Le changement climatique, cadre d'une révolution intellectuelle nécessaire au bénéfice des peuples autochtones?

Le changement climatique, cadre d'une révolution intellectuelle nécessaire au bénéfice des peuples autochtones?

Laurence BOUTINOT (France)

CIRAD , International Research Center, France

Les débats et les politiques au sujet du changement climatique constituent une réelle opportunité pour améliorer les conditions et le statut des peuples autochtones en Afrique. A travers le programme de réduction des émissions liées à la déforestation et à la dégradation de la forêt (REDD), il est dorénavant bien admis que les peuples autochtones sont directement concernés. Le Cameroun un des principaux pays forestiers d’Afrique Centrale a adopté la stratégie nationale REDD+.Toutefois, la REDD a un impact sur les populations forestières (les Baka, Bagyéli, Bedzang et Bakola dans les régions forestières du Sud) autrement qualifiées de populations autochtones. La juridiction internationale  exige dorénavant la prise en compte de leurs  droits et de leurs  intérêts (Convention n° 169 de l’OIT, Déclaration des Nations Unies sur les peuples autochtones). Ainsi le statut des autochtones d'Afrique centrale s'étoffe et se précise. Les textes internationaux pertinents sont progressivement ratifiés. Des textes légaux et règlementaires sont discutés et adoptés. Les autochtones contribuent à la confirmation, l'élargissement et le renforcement de ce mouvement sous régional. Encore faut-il savoir l'utiliser afin qu’il ne devienne pas un piège qui se referme sur les peuples autochtones eux-mêmes. Le risque est grand, en effet, de voir ces populations réifiées et reléguées dans un statut qui ne serait que folklorique et qui nierait à la fois leurs revendications de développement social et politique et leurs droits d’accès aux espaces forestiers et leur droits d’usage dans le cadre d’une gestion durable au sein d’autres communautés.
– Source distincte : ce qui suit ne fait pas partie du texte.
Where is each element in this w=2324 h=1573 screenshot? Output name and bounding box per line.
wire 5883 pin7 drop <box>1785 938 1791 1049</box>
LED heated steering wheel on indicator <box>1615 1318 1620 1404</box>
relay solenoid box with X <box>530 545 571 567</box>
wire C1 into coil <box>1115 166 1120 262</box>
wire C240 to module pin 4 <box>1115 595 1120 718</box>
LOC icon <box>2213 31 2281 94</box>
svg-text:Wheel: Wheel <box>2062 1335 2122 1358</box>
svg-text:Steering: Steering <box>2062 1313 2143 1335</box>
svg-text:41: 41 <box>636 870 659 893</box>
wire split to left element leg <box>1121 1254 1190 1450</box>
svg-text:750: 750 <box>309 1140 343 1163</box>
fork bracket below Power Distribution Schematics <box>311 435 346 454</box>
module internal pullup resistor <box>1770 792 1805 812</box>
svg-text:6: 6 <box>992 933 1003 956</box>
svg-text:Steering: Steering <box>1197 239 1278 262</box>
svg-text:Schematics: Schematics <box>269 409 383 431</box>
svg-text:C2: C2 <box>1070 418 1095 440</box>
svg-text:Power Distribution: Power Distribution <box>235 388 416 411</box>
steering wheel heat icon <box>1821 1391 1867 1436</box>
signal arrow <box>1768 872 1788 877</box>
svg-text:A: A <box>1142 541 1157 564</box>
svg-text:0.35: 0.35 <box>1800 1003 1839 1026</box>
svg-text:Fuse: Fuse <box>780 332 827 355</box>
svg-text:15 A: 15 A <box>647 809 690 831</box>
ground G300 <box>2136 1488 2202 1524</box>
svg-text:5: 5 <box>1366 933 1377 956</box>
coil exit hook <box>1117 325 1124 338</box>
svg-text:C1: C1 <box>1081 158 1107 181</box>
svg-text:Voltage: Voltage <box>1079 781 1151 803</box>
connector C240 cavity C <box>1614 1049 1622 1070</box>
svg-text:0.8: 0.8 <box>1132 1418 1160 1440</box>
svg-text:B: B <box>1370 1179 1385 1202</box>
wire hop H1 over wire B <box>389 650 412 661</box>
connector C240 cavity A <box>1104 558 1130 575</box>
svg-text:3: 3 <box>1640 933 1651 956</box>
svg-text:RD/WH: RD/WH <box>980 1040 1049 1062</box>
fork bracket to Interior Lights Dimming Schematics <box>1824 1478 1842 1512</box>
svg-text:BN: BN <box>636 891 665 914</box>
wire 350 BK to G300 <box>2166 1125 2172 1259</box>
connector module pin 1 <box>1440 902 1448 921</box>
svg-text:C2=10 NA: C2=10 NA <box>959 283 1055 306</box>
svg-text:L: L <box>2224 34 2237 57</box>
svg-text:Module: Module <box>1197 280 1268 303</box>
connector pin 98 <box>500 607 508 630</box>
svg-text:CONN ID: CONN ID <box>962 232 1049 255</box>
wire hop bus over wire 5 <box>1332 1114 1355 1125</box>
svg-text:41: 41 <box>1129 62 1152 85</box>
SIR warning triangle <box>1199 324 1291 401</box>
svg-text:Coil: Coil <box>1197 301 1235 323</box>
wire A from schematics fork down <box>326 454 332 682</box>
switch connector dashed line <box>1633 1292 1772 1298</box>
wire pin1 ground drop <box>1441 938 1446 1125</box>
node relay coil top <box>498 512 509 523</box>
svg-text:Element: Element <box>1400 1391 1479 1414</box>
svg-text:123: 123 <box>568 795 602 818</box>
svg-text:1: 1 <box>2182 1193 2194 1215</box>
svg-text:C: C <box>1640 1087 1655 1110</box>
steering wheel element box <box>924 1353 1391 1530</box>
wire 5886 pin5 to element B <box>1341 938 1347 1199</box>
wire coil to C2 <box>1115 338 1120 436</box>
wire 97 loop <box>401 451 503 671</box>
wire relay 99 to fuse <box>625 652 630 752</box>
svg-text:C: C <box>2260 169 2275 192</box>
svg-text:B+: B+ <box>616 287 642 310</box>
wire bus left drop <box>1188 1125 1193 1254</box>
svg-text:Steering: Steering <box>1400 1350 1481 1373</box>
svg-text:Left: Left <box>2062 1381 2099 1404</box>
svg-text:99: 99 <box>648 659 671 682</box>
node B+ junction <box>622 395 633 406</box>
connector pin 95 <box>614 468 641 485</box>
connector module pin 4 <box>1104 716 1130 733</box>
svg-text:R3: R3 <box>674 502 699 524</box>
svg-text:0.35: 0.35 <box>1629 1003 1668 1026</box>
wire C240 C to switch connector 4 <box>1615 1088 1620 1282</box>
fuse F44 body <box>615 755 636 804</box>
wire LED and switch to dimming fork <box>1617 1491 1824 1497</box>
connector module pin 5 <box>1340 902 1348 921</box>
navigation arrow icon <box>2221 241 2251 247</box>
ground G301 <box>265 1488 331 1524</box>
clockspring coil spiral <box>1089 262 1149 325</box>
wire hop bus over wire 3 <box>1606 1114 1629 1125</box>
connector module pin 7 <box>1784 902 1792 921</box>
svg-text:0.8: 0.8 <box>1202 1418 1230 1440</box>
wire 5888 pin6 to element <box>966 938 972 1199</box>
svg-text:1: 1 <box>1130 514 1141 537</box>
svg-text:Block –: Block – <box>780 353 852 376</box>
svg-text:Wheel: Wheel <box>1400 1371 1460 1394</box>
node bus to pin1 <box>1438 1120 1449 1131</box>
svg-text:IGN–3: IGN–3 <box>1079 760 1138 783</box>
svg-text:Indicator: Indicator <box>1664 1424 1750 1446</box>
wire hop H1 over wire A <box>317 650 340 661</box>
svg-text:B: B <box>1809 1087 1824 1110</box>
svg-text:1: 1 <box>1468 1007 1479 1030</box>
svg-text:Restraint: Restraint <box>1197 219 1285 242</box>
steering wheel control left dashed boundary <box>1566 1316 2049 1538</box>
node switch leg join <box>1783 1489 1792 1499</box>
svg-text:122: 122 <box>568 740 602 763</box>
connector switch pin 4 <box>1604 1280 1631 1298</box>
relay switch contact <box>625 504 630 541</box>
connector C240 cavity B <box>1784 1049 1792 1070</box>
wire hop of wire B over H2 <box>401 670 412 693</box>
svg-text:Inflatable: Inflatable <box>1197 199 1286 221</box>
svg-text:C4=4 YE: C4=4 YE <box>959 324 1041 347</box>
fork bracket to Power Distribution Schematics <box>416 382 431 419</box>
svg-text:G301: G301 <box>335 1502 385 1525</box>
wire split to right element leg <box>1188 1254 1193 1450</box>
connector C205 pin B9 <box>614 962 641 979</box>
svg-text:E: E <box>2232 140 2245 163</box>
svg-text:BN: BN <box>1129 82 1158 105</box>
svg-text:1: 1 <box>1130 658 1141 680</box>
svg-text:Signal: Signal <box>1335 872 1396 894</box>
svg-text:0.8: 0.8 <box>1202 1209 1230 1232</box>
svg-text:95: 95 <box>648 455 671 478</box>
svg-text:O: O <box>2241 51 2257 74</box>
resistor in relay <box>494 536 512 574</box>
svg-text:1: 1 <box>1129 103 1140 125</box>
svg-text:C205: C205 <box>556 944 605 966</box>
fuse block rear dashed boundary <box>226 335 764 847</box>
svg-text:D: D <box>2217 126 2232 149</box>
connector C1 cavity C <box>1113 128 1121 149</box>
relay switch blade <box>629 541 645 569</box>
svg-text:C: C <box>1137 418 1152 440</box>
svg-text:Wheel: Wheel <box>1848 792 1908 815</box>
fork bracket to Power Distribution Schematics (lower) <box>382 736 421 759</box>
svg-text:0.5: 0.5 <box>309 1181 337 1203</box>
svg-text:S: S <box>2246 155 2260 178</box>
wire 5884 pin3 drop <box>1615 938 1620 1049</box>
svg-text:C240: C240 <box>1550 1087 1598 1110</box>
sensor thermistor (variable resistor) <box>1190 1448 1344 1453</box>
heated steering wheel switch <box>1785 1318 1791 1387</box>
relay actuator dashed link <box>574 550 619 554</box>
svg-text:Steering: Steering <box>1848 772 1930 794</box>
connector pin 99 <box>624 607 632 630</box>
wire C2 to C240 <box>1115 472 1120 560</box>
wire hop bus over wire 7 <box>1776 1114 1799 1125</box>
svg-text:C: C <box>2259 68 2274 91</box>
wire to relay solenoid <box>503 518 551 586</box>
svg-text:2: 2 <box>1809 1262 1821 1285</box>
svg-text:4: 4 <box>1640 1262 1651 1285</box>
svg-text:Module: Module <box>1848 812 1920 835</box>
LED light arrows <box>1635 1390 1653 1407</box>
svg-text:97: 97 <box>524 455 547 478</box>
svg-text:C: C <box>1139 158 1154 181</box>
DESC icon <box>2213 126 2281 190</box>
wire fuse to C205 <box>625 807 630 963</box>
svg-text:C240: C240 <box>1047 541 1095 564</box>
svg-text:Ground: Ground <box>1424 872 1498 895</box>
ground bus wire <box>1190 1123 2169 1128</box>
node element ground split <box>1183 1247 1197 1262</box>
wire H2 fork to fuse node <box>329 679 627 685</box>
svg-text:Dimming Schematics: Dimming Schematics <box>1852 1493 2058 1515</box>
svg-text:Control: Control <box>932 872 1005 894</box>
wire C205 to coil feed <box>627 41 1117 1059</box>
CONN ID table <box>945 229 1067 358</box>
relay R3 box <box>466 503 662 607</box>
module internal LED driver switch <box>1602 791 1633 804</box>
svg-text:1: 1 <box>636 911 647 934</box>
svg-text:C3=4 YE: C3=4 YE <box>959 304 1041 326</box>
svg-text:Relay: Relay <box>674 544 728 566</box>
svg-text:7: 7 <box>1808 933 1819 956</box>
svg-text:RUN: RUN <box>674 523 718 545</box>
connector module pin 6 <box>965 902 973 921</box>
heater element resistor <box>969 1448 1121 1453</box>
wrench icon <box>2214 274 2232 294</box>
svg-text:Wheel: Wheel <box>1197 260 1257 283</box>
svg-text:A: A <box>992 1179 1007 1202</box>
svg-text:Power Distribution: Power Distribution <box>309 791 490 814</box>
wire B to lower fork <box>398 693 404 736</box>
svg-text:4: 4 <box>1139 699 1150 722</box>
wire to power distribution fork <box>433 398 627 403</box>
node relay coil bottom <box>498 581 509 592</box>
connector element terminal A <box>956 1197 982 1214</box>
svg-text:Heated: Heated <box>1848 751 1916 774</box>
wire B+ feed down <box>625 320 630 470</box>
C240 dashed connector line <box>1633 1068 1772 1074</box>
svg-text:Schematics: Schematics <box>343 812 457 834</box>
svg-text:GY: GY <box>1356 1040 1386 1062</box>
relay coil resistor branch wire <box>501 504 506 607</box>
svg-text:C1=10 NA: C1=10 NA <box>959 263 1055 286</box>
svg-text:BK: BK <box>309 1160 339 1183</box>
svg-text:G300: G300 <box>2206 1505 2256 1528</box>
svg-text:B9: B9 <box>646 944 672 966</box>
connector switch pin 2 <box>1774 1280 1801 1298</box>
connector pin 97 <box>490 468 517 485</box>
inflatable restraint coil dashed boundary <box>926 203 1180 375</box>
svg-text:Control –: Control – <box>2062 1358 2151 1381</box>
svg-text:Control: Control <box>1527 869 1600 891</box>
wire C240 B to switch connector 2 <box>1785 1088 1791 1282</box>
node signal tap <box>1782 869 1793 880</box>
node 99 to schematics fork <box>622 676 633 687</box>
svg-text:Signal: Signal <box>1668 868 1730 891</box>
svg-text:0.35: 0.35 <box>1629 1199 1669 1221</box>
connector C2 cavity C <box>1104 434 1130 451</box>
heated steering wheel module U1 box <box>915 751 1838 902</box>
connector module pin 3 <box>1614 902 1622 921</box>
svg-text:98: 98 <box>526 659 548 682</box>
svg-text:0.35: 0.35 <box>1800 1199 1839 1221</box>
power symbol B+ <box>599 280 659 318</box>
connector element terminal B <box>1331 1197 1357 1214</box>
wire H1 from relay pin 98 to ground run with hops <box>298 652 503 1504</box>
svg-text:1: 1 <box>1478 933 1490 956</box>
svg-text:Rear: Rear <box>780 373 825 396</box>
Le Cameroun se trouve en effet contraint de  définir utilement les droits des autochtones dans un contexte qui laisse peu de place à leur adaptation aux conditions locales et nationales spécifiques et à la conformité du droit. Comment la communauté internationale doit elle se positionner face aux particularités nationales ? A travers ces questions de résilience tant des peuples que des ressources naturelles, c’est l’enjeu  même de  la définition d’une doctrine locale et sous régionale des autochtones adaptée aux contextes variés, complexes et riches et conforme au droit international pertinent, qui est interrogé.

 

Bio

Laurence Boutinot holds a Ph.D. in sociology, Paris I Pantheon Sorbonne, she is since 1999 social scientist at the department Environment and Society, CIRAD in Montpellier, France. She lived and worked for 15 years in Africa on scientific issues related to Socio-anthropology of social change and development. She has also lived and worked in Québec. His research interests include on issues of land tenure, participatory approaches and local governance, decentralization and public policy for the environment. This implies studying management practices of natural resources of local communities, indigenous peoples and traditional knowledge about the environment.